Bewegwijzerig
Het pad rook naar pasgewassen haren. Door al het groen dat voor mijn ogen danste en de paardenbloemen die ter plekke uit de grond leken te schieten, realiseerde ik me dat de bezoekers in de zomer de paadjes naar de gedichten amper zouden kunnen vinden. Hoe kon ik ze de weg wijzen, zonder betuttelend te zijn? Opnieuw dacht ik aan doek. Wikkelde in repen gescheurd poetskatoen om bomen en bond het vast met sisaltouw (ik zal zwijgen over dat ik ondertussen door twee pubers met datzelfde touw aan de boom werd gewikkeld). Ik maakte foto's van de proefopstelling en zou later besluiten of dit de oplossing was. Nope. Ook de poetskatoenen 'wegwijsoplossing' leek een te nadrukkelijke aanwezigheid waaronder het pad zou bezwijken. Diezelfde dag moest de tekst voor het bordje echter bij het kunstwerk ingeleverd worden. Niet lang nadat ik de tekst over 'ingewikkelde' bomen aan de pr-groep van 14 Karaats verstuurde, keurde ik het 'ingewikkelde bomen idee' af.
Maar wat dan wel? Paaltjes in de grond met pijlen eraan? Ik wilde graag de tekst 'gedicht' met een soldeerbout in het hout branden, maar dat bleek te lastig. Met een stift op hout schrijven? Kan. Maar die sfeer past niet bij mijn pad. Ik dacht: waarom zou er tekst op de bordjes moeten staan?!
Geen idee waarom dit proces van keuzes maken over simpele bewegwijzering stroperig verliep.
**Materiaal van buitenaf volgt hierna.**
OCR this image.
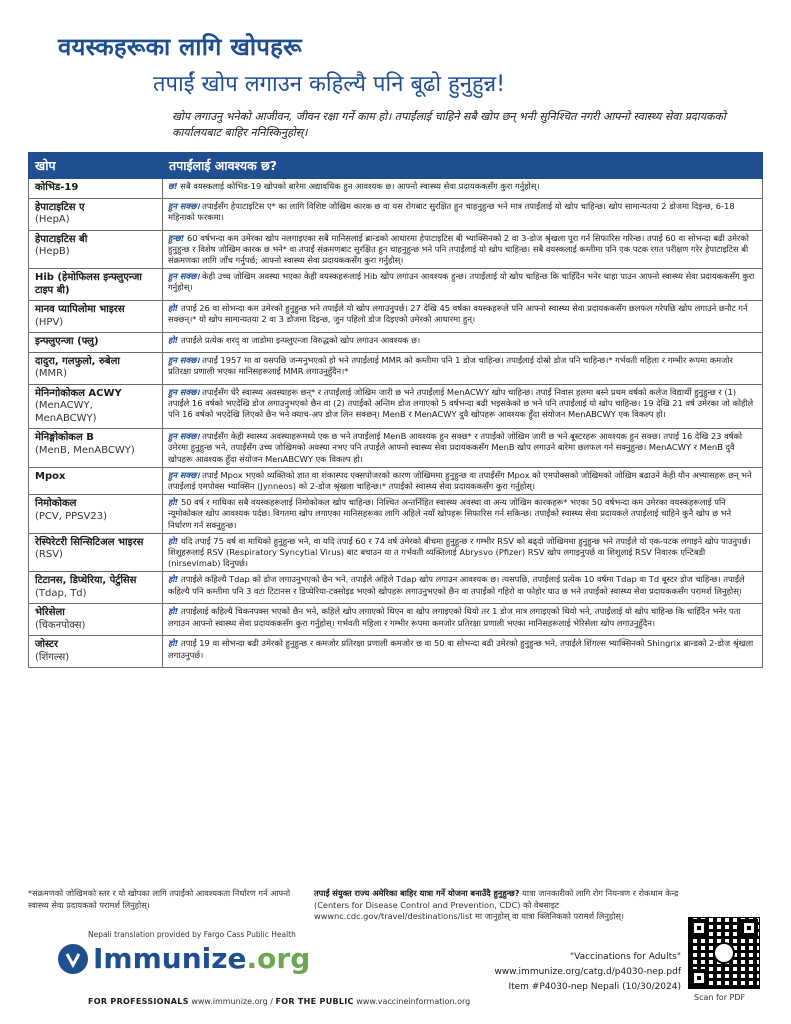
वयस्कहरूका लागि खोपहरू
तपाईं खोप लगाउन कहिल्यै पनि बूढो हुनुहुन्न!
खोप लगाउनु भनेको आजीवन, जीवन रक्षा गर्ने काम हो। तपाईंलाई चाहिने सबै खोप छन् भनी सुनिश्चित नगरी आफ्नो स्वास्थ्य सेवा प्रदायकको कार्यालयबाट बाहिर ननिस्किनुहोस्।
खोप	तपाईंलाई आवश्यक छ?

कोभिड-19	छ! सबै वयस्कलाई कोभिड-19 खोपको बारेमा अद्यावधिक हुन आवश्यक छ। आफ्नो स्वास्थ्य सेवा प्रदायककसँग कुरा गर्नुहोस्।

हेपाटाइटिस ए
(HepA)	हुन सक्छ। तपाईंसँग हेपाटाइटिस ए* का लागि विशिष्ट जोखिम कारक छ वा यस रोगबाट सुरक्षित हुन चाहनुहुन्छ भने मात्र तपाईंलाई यो खोप चाहिन्छ। खोप सामान्यतया 2 डोजमा दिइन्छ, 6-18 महिनाको फरकमा।

हेपाटाइटिस बी
(HepB)	हुन्छ! 60 वर्षभन्दा कम उमेरका खोप नलगाइएका सबै मानिसलाई ब्रान्डको आधारमा हेपाटाइटिस बी भ्याक्सिनको 2 वा 3-डोज श्रृंखला पूरा गर्न सिफारिस गरिन्छ। तपाईं 60 वा सोभन्दा बढी उमेरको हुनुहुन्छ र विशेष जोखिम कारक छ भने* वा तपाईं संक्रमणबाट सुरक्षित हुन चाहनुहुन्छ भने पनि तपाईंलाई यो खोप चाहिन्छ। सबै वयस्कलाई कम्तीमा पनि एक पटक रगत परीक्षण गरेर हेपाटाइटिस बी संक्रमणका लागि जाँच गर्नुपर्छ; आफ्नो स्वास्थ्य सेवा प्रदायककसँग कुरा गर्नुहोस्।

Hib (हेमोफिलस इन्फ्लुएन्जा टाइप बी)	हुन सक्छ। केही उच्च जोखिम अवस्था भएका केही वयस्कहरूलाई Hib खोप लगाउन आवश्यक हुन्छ। तपाईंलाई यो खोप चाहिन्छ कि चाहिँदैन भनेर थाहा पाउन आफ्नो स्वास्थ्य सेवा प्रदायककसँग कुरा गर्नुहोस्।

मानव प्यापिलोमा भाइरस
(HPV)	हो! तपाईं 26 वा सोभन्दा कम उमेरको हुनुहुन्छ भने तपाईंले यो खोप लगाउनुपर्छ। 27 देखि 45 वर्षका वयस्कहरूले पनि आफ्नो स्वास्थ्य सेवा प्रदायककसँग छलफल गरेपछि खोप लगाउने छनौट गर्न सक्छन्।* यो खोप सामान्यतया 2 वा 3 डोजमा दिइन्छ, जुन पहिलो डोज दिइएको उमेरको आधारमा हुन्।

इन्फ्लुएन्जा (फ्लु)	हो! तपाईंले प्रत्येक शरद् वा जाडोमा इन्फ्लुएन्जा विरुद्धको खोप लगाउन आवश्यक छ।

दादुरा, गलफुलो, रुबेला
(MMR)	हुन सक्छ। तपाईं 1957 मा वा यसपछि जन्मनुभएको हो भने तपाईंलाई MMR को कम्तीमा पनि 1 डोज चाहिन्छ। तपाईंलाई दोस्रो डोज पनि चाहिन्छ।* गर्भवती महिला र गम्भीर रूपमा कमजोर प्रतिरक्षा प्रणाली भएका मानिसहरूलाई MMR लगाउनुहुँदैन।*

मेनिन्गोकोकल ACWY
(MenACWY, MenABCWY)	हुन सक्छ। तपाईंसँग धेरै स्वास्थ्य अवस्थाहरू छन्* र तपाईंलाई जोखिम जारी छ भने तपाईंलाई MenACWY खोप चाहिन्छ। तपाईं निवास हलमा बस्ने प्रथम वर्षको कलेज विद्यार्थी हुनुहुन्छ र (1) तपाईंले 16 वर्षको भएदेखि डोज लगाउनुभएको छैन वा (2) तपाईंको अन्तिम डोज लगाएको 5 वर्षभन्दा बढी भइसकेको छ भने पनि तपाईंलाई यो खोप चाहिन्छ। 19 देखि 21 वर्ष उमेरका जो कोहीले पनि 16 वर्षको भएदेखि लिएको छैन भने क्याच-अप डोज लिन सक्छन्। MenB र MenACWY दुवै खोपहरू आवश्यक हुँदा संयोजन MenABCWY एक विकल्प हो।

मेनिङ्गोकोकल B
(MenB, MenABCWY)	हुन सक्छ। तपाईंसँग केही स्वास्थ्य अवस्थाहरूमध्ये एक छ भने तपाईंलाई MenB आवश्यक हुन सक्छ* र तपाईंको जोखिम जारी छ भने बूस्टरहरू आवश्यक हुन सक्छ। तपाईं 16 देखि 23 वर्षको उमेरमा हुनुहुन्छ भने, तपाईंसँग उच्च जोखिमको अवस्था नभए पनि तपाईंले आफ्नो स्वास्थ्य सेवा प्रदायककसँग MenB खोप लगाउने बारेमा छलफल गर्न सक्नुहुन्छ। MenACWY र MenB दुवै खोपहरू आवश्यक हुँदा संयोजन MenABCWY एक विकल्प हो।

Mpox	हुन सक्छ। तपाईं Mpox भएको व्यक्तिको ज्ञात वा शंकास्पद एक्सपोजरको कारण जोखिममा हुनुहुन्छ वा तपाईंसँग Mpox को एमपोक्सको जोखिमको जोखिम बढाउने केही यौन अभ्यासहरू छन् भने तपाईंलाई एमपोक्स भ्याक्सिन (Jynneos) को 2-डोज श्रृंखला चाहिन्छ।* तपाईंको स्वास्थ्य सेवा प्रदायककसँग कुरा गर्नुहोस्।

निमोकोकल
(PCV, PPSV23)	हो! 50 वर्ष र माथिका सबै वयस्कहरूलाई निमोकोकल खोप चाहिन्छ। निश्चित अन्तर्निहित स्वास्थ्य अवस्था वा अन्य जोखिम कारकहरू* भएका 50 वर्षभन्दा कम उमेरका वयस्कहरूलाई पनि न्यूमोकोकल खोप आवश्यक पर्दछ। विगतमा खोप लगाएका मानिसहरूका लागि अहिले नयाँ खोपहरू सिफारिस गर्न सकिन्छ। तपाईंको स्वास्थ्य सेवा प्रदायकले तपाईंलाई चाहिने कुनै खोप छ भने निर्धारण गर्न सक्नुहुन्छ।

रेस्पिरेटरी सिन्सिटिअल भाइरस
(RSV)	हो! यदि तपाईं 75 वर्ष वा माथिको हुनुहुन्छ भने, वा यदि तपाईं 60 र 74 वर्ष उमेरको बीचमा हुनुहुन्छ र गम्भीर RSV को बढ्दो जोखिममा हुनुहुन्छ भने तपाईंले यो एक-पटक लगाइने खोप पाउनुपर्छ। शिशुहरूलाई RSV (Respiratory Syncytial Virus) बाट बचाउन या त गर्भवती व्यक्तिलाई Abrysvo (Pfizer) RSV खोप लगाइनुपर्छ वा शिशुलाई RSV निवारक एन्टिबडी (nirsevimab) दिनुपर्छ।

टिटानस, डिप्थेरिया, पेर्टुसिस
(Tdap, Td)	हो! तपाईंले कहिल्यै Tdap को डोज लगाउनुभएको छैन भने, तपाईंले अहिले Tdap खोप लगाउन आवश्यक छ। त्यसपछि, तपाईंलाई प्रत्येक 10 वर्षमा Tdap वा Td बूस्टर डोज चाहिन्छ। तपाईंले कहिल्यै पनि कम्तीमा पनि 3 वटा टिटानस र डिप्थेरिया-टक्सोइड भएको खोपहरू लगाउनुभएको छैन वा तपाईंको गहिरो वा फोहोर घाउ छ भने तपाईंको स्वास्थ्य सेवा प्रदायककसँग परामर्श लिनुहोस्।

भेरिसेला
(चिकनपोक्स)	हो! तपाईंलाई कहिल्यै चिकनपक्स भएको छैन भने, कहिले खोप लगाएको थिएन वा खोप लगाइएको थियो तर 1 डोज मात्र लगाइएको थियो भने, तपाईंलाई यो खोप चाहिन्छ कि चाहिँदैन भनेर पता लगाउन आफ्नो स्वास्थ्य सेवा प्रदायककसँग कुरा गर्नुहोस्। गर्भवती महिला र गम्भीर रूपमा कमजोर प्रतिरक्षा प्रणाली भएका मानिसहरूलाई भेरिसेला खोप लगाउनुहुँदैन।

जोस्टर
(शिंगल्स)	हो! तपाईं 19 वा सोभन्दा बढी उमेरको हुनुहुन्छ र कमजोर प्रतिरक्षा प्रणाली कमजोर छ वा 50 वा सोभन्दा बढी उमेरको हुनुहुन्छ भने, तपाईंले शिंगल्स भ्याक्सिनको Shingrix ब्रान्डको 2-डोज श्रृंखला लगाउनुपर्छ।
*संक्रमणको जोखिमको स्तर र यो खोपका लागि तपाईंको आवश्यकता निर्धारण गर्न आफ्नो स्वास्थ्य सेवा प्रदायकको परामर्श लिनुहोस्।
तपाईं संयुक्त राज्य अमेरिका बाहिर यात्रा गर्ने योजना बनाउँदै हुनुहुन्छ? यात्रा जानकारीको लागि रोग नियन्त्रण र रोकथाम केन्द्र (Centers for Disease Control and Prevention, CDC) को वेबसाइट wwwnc.cdc.gov/travel/destinations/list मा जानुहोस् वा यात्रा क्लिनिकको परामर्श लिनुहोस्।
Nepali translation provided by Fargo Cass Public Health
Immunize.org
FOR PROFESSIONALS www.immunize.org / FOR THE PUBLIC www.vaccineinformation.org
"Vaccinations for Adults"
www.immunize.org/catg.d/p4030-nep.pdf
Item #P4030-nep Nepali (10/30/2024)
Scan for PDF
Misschien verloopt het proces zo. Of voelde het ongemakkelijker omdat ik voor het eerst in dit leven neerslachtigheid voelde. Of ligt het antwoord in het feit dat ik niet gewend was poëtische installaties te maken. In mijn atelier zie ik direct resultaat en kan ik direct bijsturen. Voor het pad moest ik alles in mijn hoofd uitdenken en dan een proefopstelling maken. Gelukkig was 14 Karaats een team, mocht je soms iemand aanschieten en terugkoppeling vragen. Een van de kunstenaars zei dat hij de pijlen zag zweven en ik maakte een woordspeling en zo kwam ik op het idee: Pijlen aan takken (witgeschilderde pijlen, zoals de tekst op het plexiglas). Ik boorde er aan de bovenkant twee gaten in zodat er henneptouw doorheen zou passen. Zelfs de boom die geen pijl nodig had - omdat iedereen hem meteen kan zien - kreeg toch een pijl. Ver doorgevoerd, maar ik vond het mooi. Tot slot ontdekte ik tijdens een wandeling met een vriendin een 'takkenvriend' die ik meeverhuisde als wegwijzer. Aan deze tak hing ik twee pijlen. Op de ene pijl vreesde ik met een boor 'Kathedraal' en op de andere 'Stiltecentrum'. Het pad was af.
Nou ja... bijna. Ik zag dat de bezoekers aan het begin van het Poëziepad niets van het pad konden zien. Alleen een pad. Een prachtig pad van zichzelf, daar niet van. Rust. Stilte. Bezinning. Maar dat wisten de mensen aan het begin van het pad niet. Bij andere kunstwerken kon hun blik van het bordje naar het kunstwerk glijden. Hier zou hij onbeloond in het groen wegzakken. Ik creëerde een doek, als welkom en uitnodiging: Kom je kijken?